A girl walks into a bar, orders a glass of soju (a Korean alcoholic beverage), and begins a conversation with a man, probably a little older, probably a filmmaker of some kind. They spend a bit of time touching on life, art and philosophy without really going too deep into any particular subject. As they both know, and we the audience quickly realize, the subject of their conversation isn’t really life, love or philosophy, but rather their own burgeoning relationship. Do they like each other? Are they attracted to each other? How much self-deprecation is sexy, and when does it become a turn-off? How aggressive and forward can one be before coming off as desperate? Doubtless, this scene plays out in any number of social settings all around the world, but the inclusion of soju, and the man’s status as a filmmaker, might just tip you off that you’re actually watching a film directed by Hong Sang-soo.
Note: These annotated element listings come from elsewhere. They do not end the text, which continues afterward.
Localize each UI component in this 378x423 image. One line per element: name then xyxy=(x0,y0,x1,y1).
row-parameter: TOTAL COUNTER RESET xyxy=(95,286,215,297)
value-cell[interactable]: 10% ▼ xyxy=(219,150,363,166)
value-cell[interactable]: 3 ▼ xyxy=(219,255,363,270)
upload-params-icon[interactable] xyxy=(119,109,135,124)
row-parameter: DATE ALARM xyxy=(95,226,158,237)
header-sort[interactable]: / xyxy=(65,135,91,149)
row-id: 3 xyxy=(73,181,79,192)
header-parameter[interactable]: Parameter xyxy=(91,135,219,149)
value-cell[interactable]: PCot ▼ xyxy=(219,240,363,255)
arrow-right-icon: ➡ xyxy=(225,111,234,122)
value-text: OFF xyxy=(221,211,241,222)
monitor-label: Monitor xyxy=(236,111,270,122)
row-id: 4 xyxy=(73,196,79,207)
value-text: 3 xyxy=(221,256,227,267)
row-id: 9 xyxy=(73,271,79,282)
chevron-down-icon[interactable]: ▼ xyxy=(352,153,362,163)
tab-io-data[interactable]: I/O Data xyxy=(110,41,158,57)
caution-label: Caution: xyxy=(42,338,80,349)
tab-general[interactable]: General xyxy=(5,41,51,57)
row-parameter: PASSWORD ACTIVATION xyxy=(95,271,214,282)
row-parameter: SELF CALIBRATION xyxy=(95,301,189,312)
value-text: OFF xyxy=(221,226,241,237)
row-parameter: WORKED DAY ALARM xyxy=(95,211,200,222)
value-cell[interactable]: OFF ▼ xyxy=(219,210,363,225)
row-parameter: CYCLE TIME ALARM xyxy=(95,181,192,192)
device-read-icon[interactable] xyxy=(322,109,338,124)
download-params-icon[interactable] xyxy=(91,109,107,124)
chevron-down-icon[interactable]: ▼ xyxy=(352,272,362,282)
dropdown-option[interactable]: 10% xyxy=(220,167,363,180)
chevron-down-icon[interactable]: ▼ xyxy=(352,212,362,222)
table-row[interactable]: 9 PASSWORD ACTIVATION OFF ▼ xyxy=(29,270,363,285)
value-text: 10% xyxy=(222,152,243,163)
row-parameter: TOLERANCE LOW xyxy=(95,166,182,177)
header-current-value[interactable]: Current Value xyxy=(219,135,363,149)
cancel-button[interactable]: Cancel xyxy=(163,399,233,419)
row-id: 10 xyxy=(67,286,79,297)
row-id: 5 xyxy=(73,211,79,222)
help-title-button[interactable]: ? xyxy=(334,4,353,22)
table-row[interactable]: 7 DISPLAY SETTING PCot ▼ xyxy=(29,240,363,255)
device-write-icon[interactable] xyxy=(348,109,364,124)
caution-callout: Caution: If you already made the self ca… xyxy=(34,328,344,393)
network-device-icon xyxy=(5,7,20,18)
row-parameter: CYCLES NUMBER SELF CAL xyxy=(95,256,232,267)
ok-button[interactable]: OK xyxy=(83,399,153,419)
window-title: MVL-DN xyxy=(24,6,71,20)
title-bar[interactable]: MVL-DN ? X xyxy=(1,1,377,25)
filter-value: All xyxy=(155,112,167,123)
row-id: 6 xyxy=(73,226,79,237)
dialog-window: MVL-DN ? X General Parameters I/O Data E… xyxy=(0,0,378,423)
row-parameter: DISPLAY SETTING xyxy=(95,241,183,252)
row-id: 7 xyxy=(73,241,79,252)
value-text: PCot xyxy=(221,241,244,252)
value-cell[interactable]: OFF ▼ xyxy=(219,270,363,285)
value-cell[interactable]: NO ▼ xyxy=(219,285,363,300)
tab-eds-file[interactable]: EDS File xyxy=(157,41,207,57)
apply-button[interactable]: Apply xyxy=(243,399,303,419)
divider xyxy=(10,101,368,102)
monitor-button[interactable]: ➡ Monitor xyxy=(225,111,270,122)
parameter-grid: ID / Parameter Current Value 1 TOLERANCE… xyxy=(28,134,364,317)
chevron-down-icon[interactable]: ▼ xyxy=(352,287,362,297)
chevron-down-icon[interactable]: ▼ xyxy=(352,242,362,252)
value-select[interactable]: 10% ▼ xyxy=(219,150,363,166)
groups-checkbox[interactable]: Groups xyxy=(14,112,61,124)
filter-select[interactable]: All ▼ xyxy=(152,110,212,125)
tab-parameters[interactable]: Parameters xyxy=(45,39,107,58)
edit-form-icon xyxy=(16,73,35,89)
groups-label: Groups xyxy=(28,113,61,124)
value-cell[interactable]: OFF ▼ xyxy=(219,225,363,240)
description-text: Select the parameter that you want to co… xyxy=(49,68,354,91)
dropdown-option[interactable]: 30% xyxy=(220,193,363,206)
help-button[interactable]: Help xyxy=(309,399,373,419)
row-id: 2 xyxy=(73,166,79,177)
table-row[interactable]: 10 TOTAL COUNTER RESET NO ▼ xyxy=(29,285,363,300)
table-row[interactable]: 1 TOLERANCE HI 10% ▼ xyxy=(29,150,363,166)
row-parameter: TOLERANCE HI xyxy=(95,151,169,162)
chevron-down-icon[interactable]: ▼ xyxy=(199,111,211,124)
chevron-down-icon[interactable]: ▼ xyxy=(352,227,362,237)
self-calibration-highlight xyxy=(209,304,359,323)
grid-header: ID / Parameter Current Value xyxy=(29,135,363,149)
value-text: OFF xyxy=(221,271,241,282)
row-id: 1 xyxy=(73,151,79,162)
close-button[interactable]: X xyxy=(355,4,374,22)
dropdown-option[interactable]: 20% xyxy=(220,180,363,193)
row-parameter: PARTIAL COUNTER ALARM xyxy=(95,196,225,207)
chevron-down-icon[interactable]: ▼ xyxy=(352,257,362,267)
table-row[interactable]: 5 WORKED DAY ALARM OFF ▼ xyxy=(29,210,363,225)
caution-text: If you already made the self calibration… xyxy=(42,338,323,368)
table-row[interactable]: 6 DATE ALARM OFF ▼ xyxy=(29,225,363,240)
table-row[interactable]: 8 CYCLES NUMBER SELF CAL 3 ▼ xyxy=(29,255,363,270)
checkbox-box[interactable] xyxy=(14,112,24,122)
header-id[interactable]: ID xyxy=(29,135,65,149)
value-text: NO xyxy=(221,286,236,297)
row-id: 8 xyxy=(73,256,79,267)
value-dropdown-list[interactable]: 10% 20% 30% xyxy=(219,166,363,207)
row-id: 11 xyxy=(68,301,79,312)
If there’s one criticism against Hong Sang-soo, it’s that his films are all the same. It’s true; his movies do tend to be plotless rambles filmed in a loose, naturalistic style, about men and women circling one another, talking to their friends and generally doing nothing of particular note until they hit feature length and the screen fades to black. His detractors describe his movies as barely sketched-in doodles, and even in South Korea, commercial success largely eludes him. But there’s something oddly thrilling about watching his movies. We get the sense that we are watching real life, exactly as it is truly lived.

A critic who complains of low stakes is clearly not paying attention. When a female painter asks the successful director she just met what he thinks of her work, the conversational quality of the question hides a wellspring of emotion bubbling just beneath the surface. She is asking him if he believes that what she has chosen to devote her life to is worthy of praise. Or when at the end of a drinking session (and Sang-soo’s characters are always drinking) a man invites a woman up to his room and waits for her response. We may see a simple drunken come-on, but this man has met this woman, gotten to know her, let her get to know him and is now asking if he is someone she would want to be with. If she says no, she is rejecting not one aspect of him, but his entire person. How could the stakes in either situation possibly be higher?

His films maintain an impressive single-mindedness. In “Night and Day,” a middle-aged painter flees the country to Paris, only to fall into a quasi-romantic triangle with two female art students who are also from South Korea. The Parisian setting almost manages to not figure into the equation. This is not to say that Sang-soo makes films about middle-aged men and the young women who beguile them. The women are often equally beguiled by the men, and sometimes have so much to worry about in their own lives that they barely have time to stop and breathe, let alone be beguiling or beguiled.

Yet for all his film’s supposed sketched-in qualities — similar criticisms have been lobbed against the mumblecore movement, although the French New Wave might be a better point of comparison — Hong Sang-soo displays a remarkable willingness to experiment with form. Scenes are replayed with slightly different tweaks, doppelgangers abound, and in his most recent film “Right Now, Wrong Then” (currently earning raves on the festival circuit), an entire encounter between a man and a woman plays out in the first hour, only for the second hour to replay the exact same encounter, but with slightly different choices made by the characters at various junctures.

My first exposure to Hong Sang-soo came with “In Another Country,” probably his most internationally high-profile film to date, owing to the presence of French actress and art-house queen, Isabelle Huppert, in the leading role. She plays a Frenchwoman visiting a coastal town in South Korea where she interacts with various locals in broken English, their only common language. She does this in three separate short films, each 30 minutes in length, and plays three separate characters who share only their first name: Anne. There are scenes of melancholy (a visit to a monk) and of high comedy (a woman berating her husband in Korean for flirting with the foreigner while a bewildered Anne looks on, completely uncomprehending). But the best scenes are the ones Anne shares with a lifeguard who seems to like her. And she maybe likes him back, or not — she hasn’t really decided yet. It’s the best part of Hong Sang-soo’s movies. He’s a romantic in a different way than what we’re used to. His romance isn’t swooning young people and love at first sight. It’s two people, sitting on the beach, trying to get to know each other, and both being grateful to have such interesting company with which to pass the time.